WORLD NEWS

Trump signs order to curb counterfeits from online platforms

Published on: 5th April 2019

The White House aims to gather more data on how widespread the problem is and who is to blame.

President Donald Trump put Amazon, eBay and Alibaba and other online marketplaces on notice Wednesday, signing a memorandum that aims to curb the sale of counterfeit items online.

“This is a shot across the bow to those companies. If you don’t clean it up, then the government will,” Trump’s trade advisor, Peter Navarro, told reporters.

The effort comes as major online marketplaces struggle to control the sale of fake products from third-party vendors. Peter said the White House will aim to gather more data on how widespread the problem is and who is to blame.

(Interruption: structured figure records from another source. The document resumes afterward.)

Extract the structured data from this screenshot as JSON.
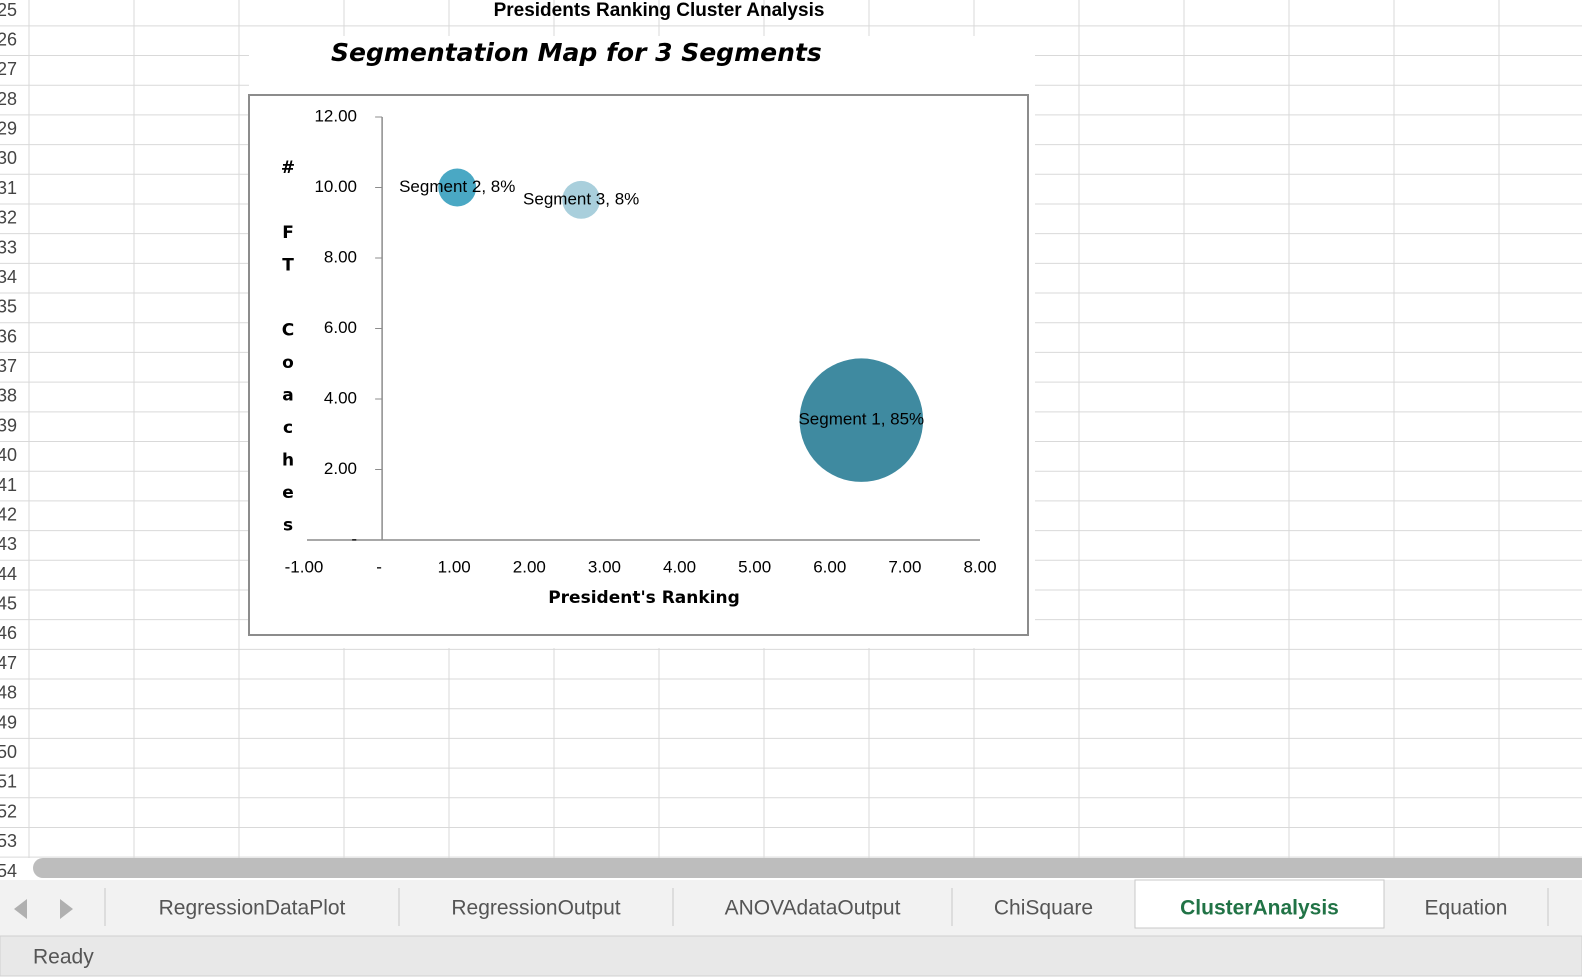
{
  "sheet": {
    "banner": "Presidents Ranking Cluster Analysis",
    "row_numbers": [
      25,
      26,
      27,
      28,
      29,
      30,
      31,
      32,
      33,
      34,
      35,
      36,
      37,
      38,
      39,
      40,
      41,
      42,
      43,
      44,
      45,
      46,
      47,
      48,
      49,
      50,
      51,
      52,
      53,
      54
    ],
    "tabs": [
      "RegressionDataPlot",
      "RegressionOutput",
      "ANOVAdataOutput",
      "ChiSquare",
      "ClusterAnalysis",
      "Equation"
    ],
    "active_tab": 4,
    "status": "Ready"
  },
  "chart_data": {
    "type": "bubble",
    "title": "Segmentation Map for 3 Segments",
    "x_label": "President's Ranking",
    "y_label": "# FT Coaches",
    "xlim": [
      -1,
      8
    ],
    "xticks": [
      {
        "value": -1,
        "label": "-1.00"
      },
      {
        "value": 0,
        "label": "-"
      },
      {
        "value": 1,
        "label": "1.00"
      },
      {
        "value": 2,
        "label": "2.00"
      },
      {
        "value": 3,
        "label": "3.00"
      },
      {
        "value": 4,
        "label": "4.00"
      },
      {
        "value": 5,
        "label": "5.00"
      },
      {
        "value": 6,
        "label": "6.00"
      },
      {
        "value": 7,
        "label": "7.00"
      },
      {
        "value": 8,
        "label": "8.00"
      }
    ],
    "ylim": [
      0,
      12
    ],
    "yticks": [
      {
        "value": 0,
        "label": "-"
      },
      {
        "value": 2,
        "label": "2.00"
      },
      {
        "value": 4,
        "label": "4.00"
      },
      {
        "value": 6,
        "label": "6.00"
      },
      {
        "value": 8,
        "label": "8.00"
      },
      {
        "value": 10,
        "label": "10.00"
      },
      {
        "value": 12,
        "label": "12.00"
      }
    ],
    "series": [
      {
        "name": "Segment 1",
        "color": "#3f8aa0",
        "x": [
          6.42
        ],
        "values": [
          3.4
        ],
        "sizes": [
          85
        ],
        "size_labels": [
          "Segment 1, 85%"
        ]
      },
      {
        "name": "Segment 2",
        "color": "#4aa8c4",
        "x": [
          1.04
        ],
        "values": [
          10.0
        ],
        "sizes": [
          8
        ],
        "size_labels": [
          "Segment 2, 8%"
        ]
      },
      {
        "name": "Segment 3",
        "color": "#a9cfdc",
        "x": [
          2.69
        ],
        "values": [
          9.65
        ],
        "sizes": [
          8
        ],
        "size_labels": [
          "Segment 3, 8%"
        ]
      }
    ]
  }
}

The administration will require a report within 210 days from the Departments of Homeland Security, Commerce and Justice, according to the memorandum. It will analyse how widespread the problem is and how effective current responses are, while recommending potential regulatory or legislative changes to better combat the sale of fake goods.

In a Wall Street Journal op-ed published on Wednesday, Peter said Trump’s measure instructs the Department of Homeland Security to coordinate with federal law-enforcement agencies working to combat counterfeiting. While Navarro did not give many specific details about how the White House would address the counterfeit problem, the memorandum serves as a warning to e-commerce companies.

In justifying the action, Peter cited part of a 2018 Government Accountability Office report showing widespread issues with counterfeiting. The agency’s investigators purchased brand name products from third-party vendors on sites such as Amazon, Walmart.com, Sears, Newegg.com and eBay and found 40% of the goods were fake.

“Our goal is to rightly shift the burden of trafficking to the supply chain and third party online marketplaces and intermediaries that right now are blanketing this country with dangerous products that cheat consumers out of billions of dollars a year,” Peter said.

Peter has denied that the memorandum had anything to do with the ongoing trade talks between the US and China, where another of the world’s biggest third party sellers, Alibaba, is based. He also denied that the measure, which targets Amazon, was in any way connected to Trump’s oft-stated disdain for Amazon CEO Jeff Bezos, who also owns The Washington Post, an outlet that has reported extensively on Trump’s overseas businesses and the Mueller probe.